En Blancaluz del río ni siquiera se pronunciaba su propio nombre. No había preguntas; sólo la respuesta del silencio. No se platicaba. No había lamentos. Tampoco se musitaba. Ni se cacareaba, ni se cotorreaba. Los saludos se efectuaban levantando ambas cejas a la vez, o mostrando la palma de la mano. el insalvable dolor se solía callar, al igual que las escasas alegrías. Se guardaban las algarabías igual que cualquier atisbo de manifestación sonora. Las carcajadas se encontraban en permanente cuarentena. Los silbidos morían en su prematura prohibición. El estornudo recibía siempre la reprimenda. No se conocía la percusión. No había lugar a la verborrea. La tradición era un pequeño brote, casi inexistente, de tristeza, cayendo siempre al lado del desamparo, lejos del trazo de una letra. Por todo ello, el pasado no era más que un descomunal y afilado silencio sin cobijo ni remiendo. No se volvía la vista atrás porque se vivía en un presente de oídos sordos y bocas ciegas. el único instrumento que sonaba era el viento otoñal ampliando la acústica de unas hojas que se entregaban al aleatorio descenso definitivo, y marcando el allegro ma non troppo estacional.

 

Las tragedias, como los gozos y las comedias, se vivían con austera inexpresividad, sin sonidos que pudieran remarcar sus efectos. Blancaluz del río era un pueblo sin eco. Las campanas avisaban de la cita con lo sagrado con esmerada y puntual discreción. Los repiques eran frágiles, siempre tratando de sostener el imperativo silencioso. Las misas eran regidas por los gestos vehementes del sacerdote, que pasaba de la tranquilidad de un pasaje bíblico en forma de parábola a la rigurosidad y amenaza gestual de una exigencia dogmática. el silencio era como el mandamiento único de una religión de gigantesca y grave ortodoxia.

 

Un pueblo define su personalidad e idiosincrasia por lo que habla y por lo que calla, por sus sonidos, por la riqueza de sus matices sonoros, por sus poemas y por su cancionero, por todo aquello que evidencian sus hombres y mujeres a voz alzada.

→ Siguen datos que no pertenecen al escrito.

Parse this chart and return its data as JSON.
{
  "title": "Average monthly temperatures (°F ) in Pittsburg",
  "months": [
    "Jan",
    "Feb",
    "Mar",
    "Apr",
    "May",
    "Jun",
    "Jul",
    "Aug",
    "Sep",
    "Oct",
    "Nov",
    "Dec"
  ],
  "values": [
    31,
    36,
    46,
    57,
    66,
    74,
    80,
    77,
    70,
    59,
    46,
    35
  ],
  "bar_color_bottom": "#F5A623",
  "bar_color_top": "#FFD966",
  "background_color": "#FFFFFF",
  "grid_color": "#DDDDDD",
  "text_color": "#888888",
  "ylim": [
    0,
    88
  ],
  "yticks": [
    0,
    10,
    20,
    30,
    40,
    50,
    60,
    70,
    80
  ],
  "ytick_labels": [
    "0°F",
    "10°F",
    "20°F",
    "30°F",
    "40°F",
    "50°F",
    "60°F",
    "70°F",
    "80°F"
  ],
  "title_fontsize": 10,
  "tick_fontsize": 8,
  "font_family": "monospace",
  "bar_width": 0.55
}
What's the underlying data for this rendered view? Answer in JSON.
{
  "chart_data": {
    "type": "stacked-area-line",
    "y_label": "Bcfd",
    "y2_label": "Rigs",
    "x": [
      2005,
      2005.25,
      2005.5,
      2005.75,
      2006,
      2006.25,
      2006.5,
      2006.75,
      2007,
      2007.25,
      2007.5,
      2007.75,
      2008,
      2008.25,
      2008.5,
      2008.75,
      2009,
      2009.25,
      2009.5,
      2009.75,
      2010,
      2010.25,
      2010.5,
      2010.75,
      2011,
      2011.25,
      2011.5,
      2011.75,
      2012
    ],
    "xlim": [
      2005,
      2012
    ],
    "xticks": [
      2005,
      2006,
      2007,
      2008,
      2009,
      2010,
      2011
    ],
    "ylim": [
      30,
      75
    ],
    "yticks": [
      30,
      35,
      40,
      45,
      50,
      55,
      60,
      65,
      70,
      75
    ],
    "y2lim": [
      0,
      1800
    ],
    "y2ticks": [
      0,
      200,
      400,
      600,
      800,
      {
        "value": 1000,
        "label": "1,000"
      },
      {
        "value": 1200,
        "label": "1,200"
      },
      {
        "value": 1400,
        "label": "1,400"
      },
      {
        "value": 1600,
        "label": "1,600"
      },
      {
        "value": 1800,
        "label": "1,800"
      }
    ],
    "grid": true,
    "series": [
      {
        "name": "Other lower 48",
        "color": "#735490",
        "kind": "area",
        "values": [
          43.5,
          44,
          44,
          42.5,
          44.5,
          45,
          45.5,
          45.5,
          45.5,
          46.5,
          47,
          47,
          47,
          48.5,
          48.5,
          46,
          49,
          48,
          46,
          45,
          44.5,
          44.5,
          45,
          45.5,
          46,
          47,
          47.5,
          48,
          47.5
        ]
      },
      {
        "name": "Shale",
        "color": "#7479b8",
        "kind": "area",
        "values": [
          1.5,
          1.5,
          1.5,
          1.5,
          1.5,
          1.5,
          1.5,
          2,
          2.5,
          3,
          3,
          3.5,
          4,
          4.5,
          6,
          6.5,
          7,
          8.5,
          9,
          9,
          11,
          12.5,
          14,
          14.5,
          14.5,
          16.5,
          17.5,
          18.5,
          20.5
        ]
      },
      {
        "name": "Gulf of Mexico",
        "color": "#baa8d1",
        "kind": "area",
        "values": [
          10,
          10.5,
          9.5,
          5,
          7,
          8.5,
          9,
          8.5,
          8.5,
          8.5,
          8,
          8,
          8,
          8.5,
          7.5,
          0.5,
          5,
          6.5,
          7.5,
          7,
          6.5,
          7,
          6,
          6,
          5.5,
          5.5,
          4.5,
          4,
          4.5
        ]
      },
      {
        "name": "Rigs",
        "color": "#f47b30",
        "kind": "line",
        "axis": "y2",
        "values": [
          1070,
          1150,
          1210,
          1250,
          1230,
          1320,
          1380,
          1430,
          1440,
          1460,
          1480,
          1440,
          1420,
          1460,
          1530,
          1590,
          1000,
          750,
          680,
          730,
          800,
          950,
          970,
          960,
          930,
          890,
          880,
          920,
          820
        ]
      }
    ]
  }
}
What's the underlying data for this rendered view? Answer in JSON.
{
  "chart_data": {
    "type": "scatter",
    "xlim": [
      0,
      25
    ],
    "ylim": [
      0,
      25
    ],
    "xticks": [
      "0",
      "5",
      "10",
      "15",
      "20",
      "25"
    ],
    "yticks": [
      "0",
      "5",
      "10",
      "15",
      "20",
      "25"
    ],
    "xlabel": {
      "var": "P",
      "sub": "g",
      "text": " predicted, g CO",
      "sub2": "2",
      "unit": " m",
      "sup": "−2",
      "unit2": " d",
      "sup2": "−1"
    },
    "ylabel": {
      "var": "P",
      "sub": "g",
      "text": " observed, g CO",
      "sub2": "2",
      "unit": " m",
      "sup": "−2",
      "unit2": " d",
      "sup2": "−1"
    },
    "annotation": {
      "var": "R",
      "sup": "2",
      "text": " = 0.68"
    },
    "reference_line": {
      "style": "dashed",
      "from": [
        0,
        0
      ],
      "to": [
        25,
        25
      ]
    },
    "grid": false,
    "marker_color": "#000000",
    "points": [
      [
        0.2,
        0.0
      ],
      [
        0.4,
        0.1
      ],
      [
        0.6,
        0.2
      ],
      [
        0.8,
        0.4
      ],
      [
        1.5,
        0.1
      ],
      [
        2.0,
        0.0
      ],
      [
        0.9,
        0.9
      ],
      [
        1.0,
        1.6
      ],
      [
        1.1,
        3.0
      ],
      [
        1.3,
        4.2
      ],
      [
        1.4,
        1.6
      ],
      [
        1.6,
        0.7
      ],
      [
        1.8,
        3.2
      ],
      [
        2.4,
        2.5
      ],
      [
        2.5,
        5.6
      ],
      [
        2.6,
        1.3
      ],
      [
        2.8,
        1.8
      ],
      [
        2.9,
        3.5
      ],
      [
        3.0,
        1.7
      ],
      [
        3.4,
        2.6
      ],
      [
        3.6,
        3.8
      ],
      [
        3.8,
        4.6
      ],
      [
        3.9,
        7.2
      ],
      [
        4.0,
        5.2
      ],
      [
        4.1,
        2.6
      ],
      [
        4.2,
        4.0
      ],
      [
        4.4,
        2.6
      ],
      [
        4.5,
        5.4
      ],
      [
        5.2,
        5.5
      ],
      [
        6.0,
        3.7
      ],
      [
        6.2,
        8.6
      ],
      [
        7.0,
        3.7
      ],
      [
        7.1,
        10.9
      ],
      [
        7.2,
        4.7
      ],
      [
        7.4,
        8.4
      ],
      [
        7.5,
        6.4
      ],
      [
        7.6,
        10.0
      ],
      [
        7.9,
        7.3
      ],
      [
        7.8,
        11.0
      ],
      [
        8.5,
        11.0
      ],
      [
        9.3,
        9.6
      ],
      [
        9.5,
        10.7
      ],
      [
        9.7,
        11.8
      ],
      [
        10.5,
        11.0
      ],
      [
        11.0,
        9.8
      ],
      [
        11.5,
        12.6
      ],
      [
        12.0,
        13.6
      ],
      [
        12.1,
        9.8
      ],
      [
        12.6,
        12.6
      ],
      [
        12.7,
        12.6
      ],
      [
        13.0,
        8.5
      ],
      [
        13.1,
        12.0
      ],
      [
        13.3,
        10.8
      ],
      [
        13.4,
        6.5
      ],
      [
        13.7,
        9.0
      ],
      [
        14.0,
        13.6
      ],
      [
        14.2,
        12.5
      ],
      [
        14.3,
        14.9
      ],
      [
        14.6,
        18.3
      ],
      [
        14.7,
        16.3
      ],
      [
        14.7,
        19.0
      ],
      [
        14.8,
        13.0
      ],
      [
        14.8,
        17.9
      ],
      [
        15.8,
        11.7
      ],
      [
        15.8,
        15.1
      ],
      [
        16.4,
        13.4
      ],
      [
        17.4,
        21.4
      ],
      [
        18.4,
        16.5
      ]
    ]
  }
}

Un pueblo es lo que dice su música

de él. Un pueblo callado es un pueblo oprimido, un pueblo que sucumbe a las ausencias, al dolor de un grito callado, al espanto inexpresivo de una amputación vital. Un pueblo mudo es un abismo. Un pueblo que calla es un pueblo adormecido, sin más cultura que la condena del olvido y la paradójica recompensa maldita de la indolencia. Un pueblo callado es un pueblo prisionero. En Blancaluz del río decidieron callar para olvidar, pero no se dieron cuenta de que así acabarían olvidando para siempre hablar. Los pueblos limítrofes habían decidido colocar en sus respectivas entradas un cartel de gran tamaño en el que se podía leer: “Un pueblo sin palabras es un pueblo que padece la enfermedad del silencio”. Dentro, les aguardaba algo de lo que Blancaluz del río había prescindido: la Historia.